What do those words say? I’ll just go ahead and tell you. They spell out: “Your Princess is in Another Castle”.

This is a photo exhibit I designed back in April and May and it is now on display at Southern Polytechnic State University. Of course, now that it is on display, I felt the time was right to write about this special exhibit. In fact, the timing couldn’t be more perfect with my recent attendance of the XYZ: Alternative Voices in Game Design exhibit at the Museum of Design in Atlanta. The result is a perfect storm of ideas for a blog that simply needs to be written. There is no better place to start than with the inspiration behind “Your Princess Is In Another Castle”.

Back in February, I discovered a video  being shared among a circle of game developers I follow on Twitter.

Back in February, I discovered a video  being shared among a circle of game developers I follow on Twitter. The video was the first part to a new video series created by Anita Sarkeesian and called “Tropes vs. Women in Video Games”.

Finding her video enlightening and informative, I’ve decided to see how professionals in the field felt about it. Upon posting the video in the International Game Developers Association LinkedIn Group for additional commentary and feedback, it was an immediately hot topic. It remained the most popular topic for about two months and did not start reducing in popularity until comments were closed. Ultimately, my post about Anita’s video resulted in 208 comments of hot debate about not only the role of women as characters in video games but also as game developers in a predominately male industry.

The conversation I witness unfold around Anita’s video would follow me to the Game Developers Conference in San Francisco. Notably, there was the IGDA/YetiZen party incident which featured scantily clad female dancers much to the chagrin and disapproval of many game developers. Despite this, and thankfully, GDC was largely defined by a huge positive movement for change within the industry. Leading the way was the newly formed advocacy track. One of the sessions from this new track called #1ReasonToBe, was arguably the most talked about session of GDC.
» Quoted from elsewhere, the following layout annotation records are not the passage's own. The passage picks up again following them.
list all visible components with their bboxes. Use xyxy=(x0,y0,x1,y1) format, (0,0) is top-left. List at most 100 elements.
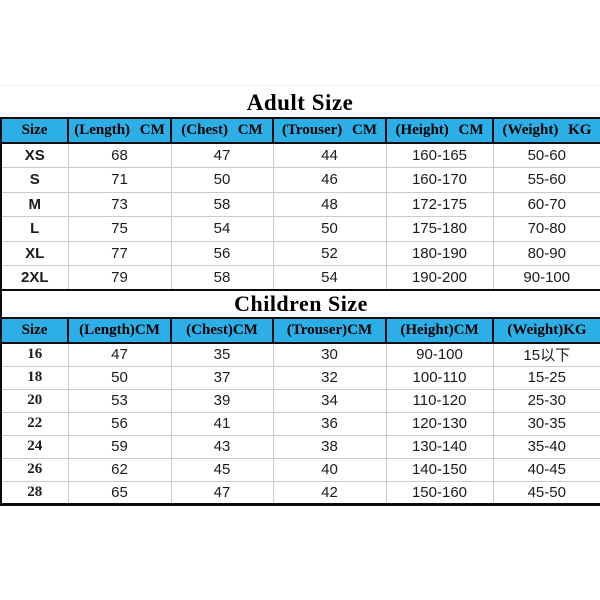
table-cell: 190-200 xyxy=(385,265,494,291)
table-cell: 90-100 xyxy=(492,265,600,291)
table-cell: 55-60 xyxy=(492,167,600,193)
table-cell: 53 xyxy=(67,388,172,413)
table-cell: 38 xyxy=(272,434,387,459)
size-label: 16 xyxy=(0,342,69,367)
column-header-weight: (Weight) KG xyxy=(492,117,600,144)
table-cell: 71 xyxy=(67,167,172,193)
size-label: S xyxy=(0,167,69,193)
children-row-28: 28 65 47 42 150-160 45-50 xyxy=(0,480,600,505)
table-cell: 150-160 xyxy=(385,480,494,505)
table-cell: 52 xyxy=(272,240,387,266)
table-cell: 47 xyxy=(170,480,274,505)
table-cell: 77 xyxy=(67,240,172,266)
table-cell: 45-50 xyxy=(492,480,600,505)
table-cell: 37 xyxy=(170,365,274,390)
table-cell: 39 xyxy=(170,388,274,413)
table-cell: 58 xyxy=(170,191,274,217)
column-header-height: (Height) CM xyxy=(385,117,494,144)
column-header-chest: (Chest) CM xyxy=(170,117,274,144)
adult-row-xl: XL 77 56 52 180-190 80-90 xyxy=(0,240,600,266)
column-header-length: (Length)CM xyxy=(67,317,172,344)
table-cell: 54 xyxy=(272,265,387,291)
column-header-weight: (Weight)KG xyxy=(492,317,600,344)
size-label: M xyxy=(0,191,69,217)
table-cell: 110-120 xyxy=(385,388,494,413)
table-cell: 130-140 xyxy=(385,434,494,459)
table-cell: 56 xyxy=(170,240,274,266)
table-cell: 15-25 xyxy=(492,365,600,390)
children-row-26: 26 62 45 40 140-150 40-45 xyxy=(0,457,600,482)
table-cell: 90-100 xyxy=(385,342,494,367)
table-cell: 65 xyxy=(67,480,172,505)
table-cell: 75 xyxy=(67,216,172,242)
table-cell: 50 xyxy=(272,216,387,242)
table-cell: 36 xyxy=(272,411,387,436)
table-cell: 160-170 xyxy=(385,167,494,193)
table-cell: 30-35 xyxy=(492,411,600,436)
table-cell: 46 xyxy=(272,167,387,193)
column-header-trouser: (Trouser)CM xyxy=(272,317,387,344)
table-cell: 60-70 xyxy=(492,191,600,217)
adult-row-2xl: 2XL 79 58 54 190-200 90-100 xyxy=(0,265,600,291)
table-cell: 48 xyxy=(272,191,387,217)
table-cell: 47 xyxy=(170,142,274,168)
table-cell: 45 xyxy=(170,457,274,482)
sheet-top-edge xyxy=(0,85,600,86)
adult-size-title: Adult Size xyxy=(246,90,354,115)
size-label: L xyxy=(0,216,69,242)
children-header-row: Size (Length)CM (Chest)CM (Trouser)CM (H… xyxy=(0,317,600,344)
size-label: 28 xyxy=(0,480,69,505)
table-cell: 25-30 xyxy=(492,388,600,413)
table-cell: 35-40 xyxy=(492,434,600,459)
table-cell: 56 xyxy=(67,411,172,436)
column-header-length: (Length) CM xyxy=(67,117,172,144)
table-cell: 30 xyxy=(272,342,387,367)
children-row-18: 18 50 37 32 100-110 15-25 xyxy=(0,365,600,390)
table-cell: 59 xyxy=(67,434,172,459)
table-cell: 79 xyxy=(67,265,172,291)
children-row-20: 20 53 39 34 110-120 25-30 xyxy=(0,388,600,413)
table-cell: 73 xyxy=(67,191,172,217)
column-header-height: (Height)CM xyxy=(385,317,494,344)
size-label: XL xyxy=(0,240,69,266)
adult-row-xs: XS 68 47 44 160-165 50-60 xyxy=(0,142,600,168)
table-cell: 80-90 xyxy=(492,240,600,266)
size-label: 26 xyxy=(0,457,69,482)
size-label: 18 xyxy=(0,365,69,390)
table-cell: 42 xyxy=(272,480,387,505)
table-cell: 160-165 xyxy=(385,142,494,168)
table-cell: 50-60 xyxy=(492,142,600,168)
table-cell: 50 xyxy=(67,365,172,390)
table-cell: 120-130 xyxy=(385,411,494,436)
size-chart-table: Size (Length) CM (Chest) CM (Trouser) CM… xyxy=(0,117,600,506)
table-cell: 180-190 xyxy=(385,240,494,266)
adult-header-row: Size (Length) CM (Chest) CM (Trouser) CM… xyxy=(0,117,600,144)
table-cell: 50 xyxy=(170,167,274,193)
table-cell: 35 xyxy=(170,342,274,367)
size-label: 22 xyxy=(0,411,69,436)
size-label: 20 xyxy=(0,388,69,413)
table-cell: 15以下 xyxy=(492,342,600,367)
adult-row-l: L 75 54 50 175-180 70-80 xyxy=(0,216,600,242)
table-cell: 68 xyxy=(67,142,172,168)
table-cell: 100-110 xyxy=(385,365,494,390)
table-cell: 44 xyxy=(272,142,387,168)
children-size-title: Children Size xyxy=(0,289,600,319)
table-cell: 175-180 xyxy=(385,216,494,242)
table-cell: 43 xyxy=(170,434,274,459)
table-cell: 62 xyxy=(67,457,172,482)
table-cell: 54 xyxy=(170,216,274,242)
table-cell: 70-80 xyxy=(492,216,600,242)
size-label: 24 xyxy=(0,434,69,459)
table-cell: 172-175 xyxy=(385,191,494,217)
column-header-chest: (Chest)CM xyxy=(170,317,274,344)
adult-row-m: M 73 58 48 172-175 60-70 xyxy=(0,191,600,217)
column-header-size: Size xyxy=(0,317,69,344)
table-cell: 41 xyxy=(170,411,274,436)
table-cell: 47 xyxy=(67,342,172,367)
children-row-22: 22 56 41 36 120-130 30-35 xyxy=(0,411,600,436)
table-cell: 32 xyxy=(272,365,387,390)
adult-row-s: S 71 50 46 160-170 55-60 xyxy=(0,167,600,193)
table-cell: 58 xyxy=(170,265,274,291)
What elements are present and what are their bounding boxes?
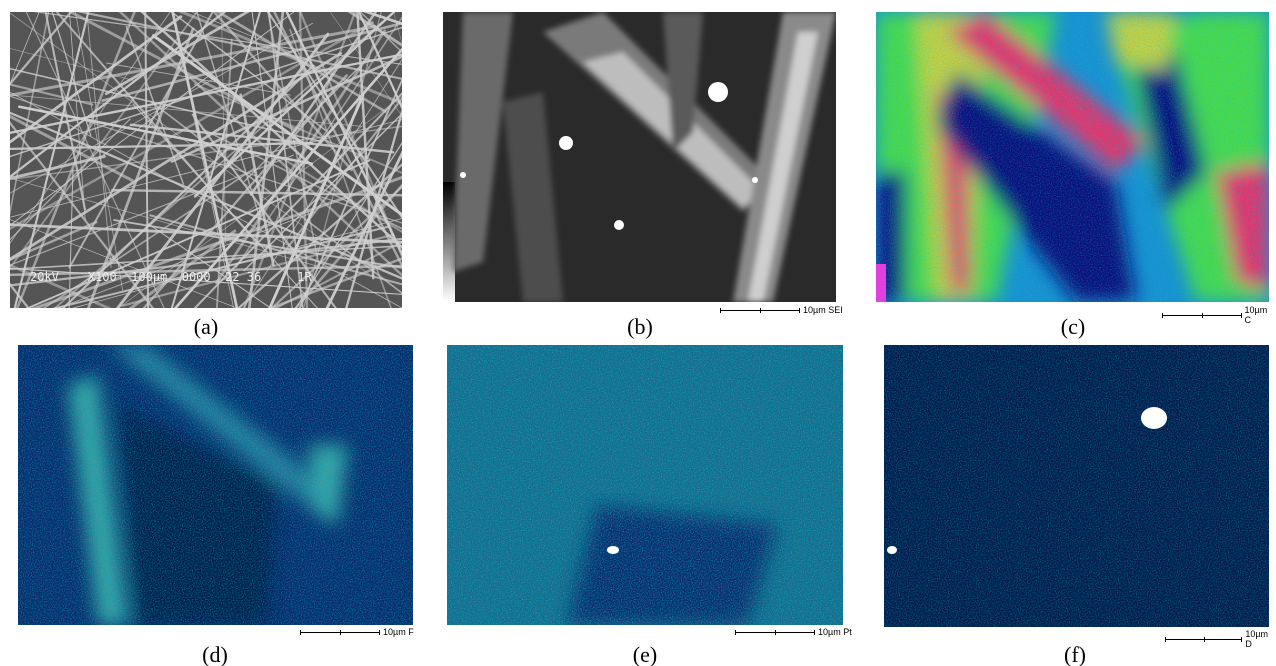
scale-label: 10µm C xyxy=(1245,305,1276,325)
eds-map-f xyxy=(884,345,1269,627)
scale-label: 10µm F xyxy=(383,627,414,637)
scale-label: 10µm Pt xyxy=(818,627,852,637)
caption: (a) xyxy=(166,314,246,340)
scale-bar: 10µm Pt xyxy=(735,627,852,637)
sem-image-a xyxy=(10,12,402,308)
figure: 20kV X100 100µm 0000 22 36 1R (a) 10µm S… xyxy=(0,0,1276,666)
scale-label: 10µm D xyxy=(1245,629,1276,649)
scale-bar: 10µm D xyxy=(1165,629,1276,649)
caption: (f) xyxy=(1035,642,1115,666)
image-info: 20kV X100 100µm 0000 22 36 1R xyxy=(30,270,312,284)
eds-map-d xyxy=(18,345,413,625)
scale-bar: 10µm F xyxy=(300,627,414,637)
caption: (e) xyxy=(605,642,685,666)
caption: (d) xyxy=(175,642,255,666)
caption: (c) xyxy=(1033,314,1113,340)
scale-bar: 10µm SEI xyxy=(720,305,843,315)
sem-image-b xyxy=(443,12,836,302)
scale-label: 10µm SEI xyxy=(803,305,843,315)
caption: (b) xyxy=(600,314,680,340)
scale-bar: 10µm C xyxy=(1162,305,1276,325)
eds-map-c xyxy=(876,12,1269,302)
eds-map-e xyxy=(447,345,843,625)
The origin of this panel has its roots in Twitter hashtags #1ReasonWhy and #1ReasonToBe. #1ReasonWhy encouraged women game developers to speak out about their difficulties of being in the video game industry. The result was numerous tweets that were full of upsetting, troubling, and negative stories about being women who make games and gained a lot of publicity by the media.

A number of women game developers wanted to counteract this negative movement through the hashtag #1ReasonToBe, discussing instead why women are a part of the industry and should continue to be a part of it. This Twitter discussion culminated into the session at GDC, and resulted in a powerful message that inspires women to remain strong and pushes the industry forward in embracing gender equality.
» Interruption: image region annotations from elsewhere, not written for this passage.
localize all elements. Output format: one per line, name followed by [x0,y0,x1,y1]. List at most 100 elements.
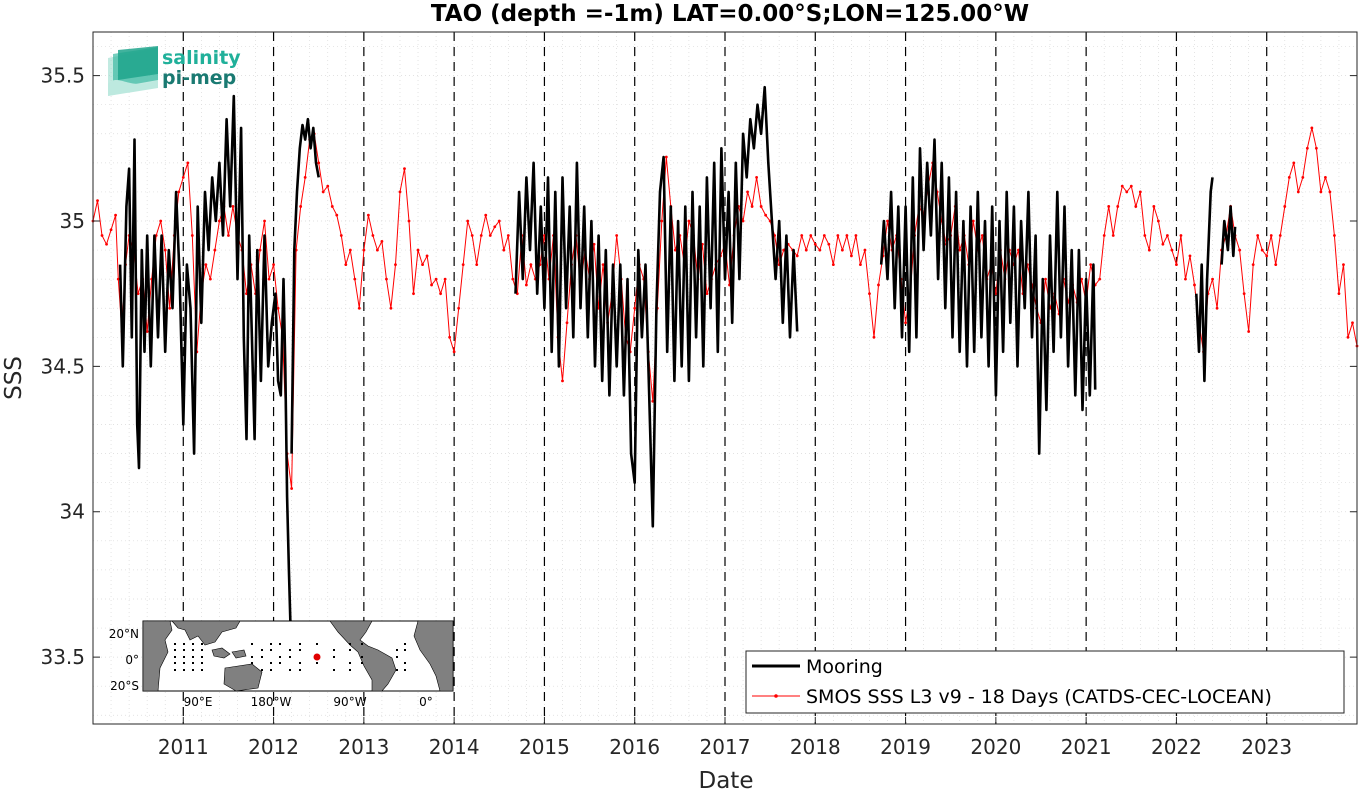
smos-point [430,283,433,287]
map-lat-label-south: 20°S [110,679,139,693]
buoy-dot [396,669,398,671]
map-lat-label-equator: 0° [125,653,139,667]
smos-point [1170,248,1174,252]
salinity-pimep-logo: salinity pi-mep [108,46,241,96]
smos-point [497,219,501,223]
buoy-dot [192,662,194,664]
buoy-dot [174,662,176,664]
y-tick-label: 33.5 [40,645,85,669]
smos-point [448,335,452,339]
smos-point [330,205,334,208]
buoy-dot [289,656,291,658]
smos-point [208,277,212,281]
smos-point [705,292,709,296]
buoy-dot [183,643,185,645]
smos-point [470,234,474,237]
buoy-dot [183,662,185,664]
buoy-dot [174,643,176,645]
map-lon-label-180: 180°W [251,695,292,709]
buoy-dot [261,649,263,651]
legend-label-smos: SMOS SSS L3 v9 - 18 Days (CATDS-CEC-LOCE… [806,686,1272,708]
buoy-dot [289,669,291,671]
smos-point [177,190,181,194]
smos-point [601,263,605,267]
smos-point [980,234,984,237]
smos-point [1193,283,1196,287]
buoy-dot [333,669,335,671]
smos-point [1179,234,1183,237]
smos-point [809,234,813,237]
smos-point [1247,330,1251,333]
legend: Mooring SMOS SSS L3 v9 - 18 Days (CATDS-… [745,650,1345,714]
smos-point [1188,254,1192,258]
smos-point [394,263,397,267]
smos-point [290,487,294,490]
smos-point [1211,277,1214,281]
buoy-dot [270,649,272,651]
smos-point [1305,146,1309,150]
smos-point [321,190,325,194]
smos-point [1328,190,1332,194]
buoy-dot [174,649,176,651]
x-tick-label: 2020 [970,735,1021,759]
buoy-dot [201,649,203,651]
smos-point [764,213,768,217]
series-mooring-segment [879,138,1097,455]
smos-point [339,234,343,237]
smos-point [357,306,361,310]
series-mooring-segment [514,85,799,528]
smos-point [227,234,230,237]
y-tick-label: 35 [60,209,85,233]
smos-point [213,248,217,252]
smos-point [100,234,104,237]
series-mooring-segment [1195,177,1214,383]
smos-point [231,205,235,208]
smos-point [136,292,140,296]
smos-point [633,306,637,310]
buoy-dot [349,662,351,664]
smos-point [488,234,492,237]
smos-point [840,248,844,252]
australia-landmass [223,663,263,692]
smos-point [1274,263,1278,267]
smos-point [159,219,163,223]
smos-point [850,254,853,258]
map-lon-label-90e: 90°E [184,695,213,709]
smos-point [371,234,375,237]
buoy-dot [361,662,363,664]
smos-point [795,254,799,258]
smos-point [385,277,388,281]
buoy-dot [261,669,263,671]
map-lon-label-90w: 90°W [333,695,366,709]
smos-point [502,248,506,252]
buoy-dot [289,649,291,651]
buoy-dot [404,643,406,645]
smos-point [326,184,330,188]
buoy-dot [404,662,406,664]
smos-point [958,248,962,252]
y-axis-label: SSS [1,356,27,400]
x-tick-label: 2015 [519,735,570,759]
y-tick-label: 34 [60,500,85,524]
smos-point [276,306,280,310]
inset-map: 20°N 0° 20°S 90°E 180°W 90°W 0° [109,620,454,709]
buoy-dot [361,643,363,645]
smos-point [687,219,691,223]
x-tick-label: 2022 [1151,735,1202,759]
africa-east-landmass [413,620,454,692]
buoy-dot [201,643,203,645]
buoy-dot [251,656,253,658]
x-tick-label: 2019 [880,735,931,759]
africa-landmass [142,620,173,692]
buoy-dot [396,656,398,658]
smos-point [362,248,366,252]
legend-label-mooring: Mooring [806,656,883,678]
smos-point [1283,205,1287,208]
smos-point [1120,184,1124,188]
smos-point [854,234,858,237]
smos-point [877,283,880,287]
smos-point [1296,190,1300,194]
x-tick-label: 2013 [338,735,389,759]
smos-point [181,175,185,179]
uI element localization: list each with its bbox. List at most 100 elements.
Right now in Atlanta, at the Museum of Design, is a special video game exhibit called XYZ: Alternative Voices in Game Design. Its mission is to highlight the work of women as game designers and artists. I couldn’t be more thrilled to see such an exhibit, apparently the first of its kind, form in Atlanta. If anything, it is certainly a sign, maybe even an extension of what I’ve experienced with “Tropes vs. Women in Video Games” and the events at GDC.

Its mission is to highlight the work of women as game designers and artists.

Women have been and will always be an integral part of the game development community. Their growing contribution to game development only makes me more excited for the future to come. As a male, I may never truly fully understand the issues and hurdles women face in achieving gender equality. However, I will certainly support the cause. That is why “Your Princess is in Another Castle” exists.

If this photo exhibit can get someone to ponder about the issues involving video games and gender equality, that would be good enough. Although, I really hope it will be a tool used to help spread the message of #1ReasonToBe.